The Violin in the hands of genius can draw tears or create laughter. Whoever has heard the great masters of this extraordinary instrument, has heard all the sweetness of tone, the intensity of feeling, the power of expression that the most gifted sons and daughters of song could possibly produce without the additional aid of speech. The Violin, in fact, in its power of expression far excels those singers, of whom there are too many, who while singing the notes, fail to make their hearers understand the sense of their songs. If a merry dance is produced by the agile bow, its sympathetic tones at once excite a corresponding feeling. If a plaintive air streams in delicious and heart-touching cadences from the strings, what soul is there so dead to feeling as not to respond?
The perfection of the Violin is that its master, if alive to the subtle and mysterious influences of the imagination, can elicit from it the most perfect and touching "songs without words."
It is besides the only instrument, except the voice, which is perfect. Every shade of expression, every nicety of tone can be produced on it. All other instruments sink into insignificance in comparison with the Violin, because they cannot do this. They are all more or less imperfect; and therefore fail in those subtleties of expression of which the Violin and the voice are such able exponents.

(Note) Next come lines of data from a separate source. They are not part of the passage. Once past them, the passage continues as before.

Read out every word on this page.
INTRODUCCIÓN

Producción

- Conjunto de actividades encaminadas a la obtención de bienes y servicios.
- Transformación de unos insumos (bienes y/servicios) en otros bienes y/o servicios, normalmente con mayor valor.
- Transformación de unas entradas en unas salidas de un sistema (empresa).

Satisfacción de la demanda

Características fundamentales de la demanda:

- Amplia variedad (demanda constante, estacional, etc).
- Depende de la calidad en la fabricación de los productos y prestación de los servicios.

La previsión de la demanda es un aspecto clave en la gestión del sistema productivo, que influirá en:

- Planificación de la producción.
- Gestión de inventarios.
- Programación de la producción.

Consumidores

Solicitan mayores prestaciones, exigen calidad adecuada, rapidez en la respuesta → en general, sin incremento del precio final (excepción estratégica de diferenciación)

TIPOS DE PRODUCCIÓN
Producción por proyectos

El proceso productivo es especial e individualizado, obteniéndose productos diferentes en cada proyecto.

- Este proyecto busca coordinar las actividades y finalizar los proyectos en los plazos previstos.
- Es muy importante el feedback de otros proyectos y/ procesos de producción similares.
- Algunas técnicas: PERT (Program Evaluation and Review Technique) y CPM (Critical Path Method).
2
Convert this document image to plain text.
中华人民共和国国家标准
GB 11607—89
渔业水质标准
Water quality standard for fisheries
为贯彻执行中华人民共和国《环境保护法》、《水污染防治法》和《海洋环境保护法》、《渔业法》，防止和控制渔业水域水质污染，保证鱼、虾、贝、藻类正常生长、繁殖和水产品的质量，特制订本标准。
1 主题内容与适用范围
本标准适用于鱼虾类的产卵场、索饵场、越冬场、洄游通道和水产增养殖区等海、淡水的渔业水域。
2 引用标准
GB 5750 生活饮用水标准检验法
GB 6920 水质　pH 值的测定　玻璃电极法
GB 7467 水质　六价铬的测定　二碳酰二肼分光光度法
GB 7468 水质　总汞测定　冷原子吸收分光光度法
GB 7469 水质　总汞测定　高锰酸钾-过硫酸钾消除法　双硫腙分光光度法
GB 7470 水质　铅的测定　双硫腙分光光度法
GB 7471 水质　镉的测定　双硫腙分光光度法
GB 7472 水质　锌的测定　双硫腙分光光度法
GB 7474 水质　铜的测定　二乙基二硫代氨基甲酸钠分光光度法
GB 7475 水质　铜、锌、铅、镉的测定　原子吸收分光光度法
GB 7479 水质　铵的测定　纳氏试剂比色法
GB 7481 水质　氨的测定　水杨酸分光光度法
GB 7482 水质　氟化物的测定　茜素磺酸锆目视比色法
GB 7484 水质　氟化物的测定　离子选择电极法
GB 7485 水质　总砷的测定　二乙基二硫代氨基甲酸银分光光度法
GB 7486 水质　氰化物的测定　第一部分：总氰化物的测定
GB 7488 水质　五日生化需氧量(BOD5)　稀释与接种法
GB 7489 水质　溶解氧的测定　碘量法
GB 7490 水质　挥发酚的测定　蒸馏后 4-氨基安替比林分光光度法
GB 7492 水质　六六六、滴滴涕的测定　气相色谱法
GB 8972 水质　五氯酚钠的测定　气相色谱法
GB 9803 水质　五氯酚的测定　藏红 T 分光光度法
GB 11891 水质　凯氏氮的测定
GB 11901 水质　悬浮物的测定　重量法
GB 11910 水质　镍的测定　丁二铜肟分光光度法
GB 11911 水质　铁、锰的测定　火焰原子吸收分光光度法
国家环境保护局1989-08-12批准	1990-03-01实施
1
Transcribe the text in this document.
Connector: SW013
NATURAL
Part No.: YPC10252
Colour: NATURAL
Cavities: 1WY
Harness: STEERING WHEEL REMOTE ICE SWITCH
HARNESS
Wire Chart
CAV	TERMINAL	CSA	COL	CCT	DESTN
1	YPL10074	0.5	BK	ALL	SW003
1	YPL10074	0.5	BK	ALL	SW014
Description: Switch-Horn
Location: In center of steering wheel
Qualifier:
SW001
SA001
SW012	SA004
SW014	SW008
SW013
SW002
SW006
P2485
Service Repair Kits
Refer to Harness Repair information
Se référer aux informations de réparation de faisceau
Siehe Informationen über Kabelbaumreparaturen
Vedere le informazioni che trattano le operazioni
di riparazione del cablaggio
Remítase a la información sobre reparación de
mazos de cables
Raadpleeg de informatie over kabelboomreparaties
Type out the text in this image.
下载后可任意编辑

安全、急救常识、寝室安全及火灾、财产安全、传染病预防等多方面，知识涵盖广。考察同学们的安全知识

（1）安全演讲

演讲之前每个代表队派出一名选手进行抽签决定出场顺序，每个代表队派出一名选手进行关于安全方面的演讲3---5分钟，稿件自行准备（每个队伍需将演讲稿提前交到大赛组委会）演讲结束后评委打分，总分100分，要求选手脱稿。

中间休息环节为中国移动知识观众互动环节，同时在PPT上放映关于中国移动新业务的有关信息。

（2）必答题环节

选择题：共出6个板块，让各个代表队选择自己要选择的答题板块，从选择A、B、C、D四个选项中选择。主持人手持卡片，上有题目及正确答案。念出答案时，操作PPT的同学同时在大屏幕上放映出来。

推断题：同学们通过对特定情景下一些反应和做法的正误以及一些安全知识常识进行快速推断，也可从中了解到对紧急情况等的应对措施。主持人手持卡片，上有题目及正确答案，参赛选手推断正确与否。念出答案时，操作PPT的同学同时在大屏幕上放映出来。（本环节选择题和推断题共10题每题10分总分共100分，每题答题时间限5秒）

What gratitude do we owe therefore to those great masters of Cremona, more especially the Amati and Stradiuarius, who have succeeded in bringing the Violin to its present state of perfection.
Music has in all ages been a source of the purest delight. The greatest poet and dramatist the world ever knew says that whoever "has not music in his soul is fit for treasons, stratagems, and spoils." In the present age the cultivation of Music forms one of the most general and the most refined sources of amusement and pleasure. All ranks of people are now privileged to join in its delightful enjoyments.
Even the cottage of the artisan is now often elevated by the elegant practice of music, through the increased facilities for producing instruments at a cheap rate. The consequence is that in the present age there is a more general study and a finer perception of what is good and beautiful, and their elevating tendencies are doing much for the mental cultivation and refinement of all classes.
A very extraordinary feature of the musical world of the present day is the enormous orchestras which can be produced on special occasions. A chorus of several thousand voices supported by hundreds of instruments may now be heard, rendering the immortal compositions of the greatest masters of the divine Art, in the Peoples' Palace at Sydenham and elsewhere. These Orchestras are chiefly selected from the ranks of the people, of whom the artisan is the chief contributor.
The reduction of the cost of instruments and the adoption of what may be called the joint stock principle are tending still further to enlarge the boundaries of the practical musical world. At any time and for any special purpose it is now easy to secure a band and chorus sufficient in numbers and executive power to render in an efficient and powerful manner, the glorious productions of Beethoven, Mozart, Handel, and other great masters.
In all these transitions, the Violin bears a most important part. It is the leading instrument in these great performances, as it is also, after the voice, the most powerful medium of expression in solo. It is also the peoples' instrument.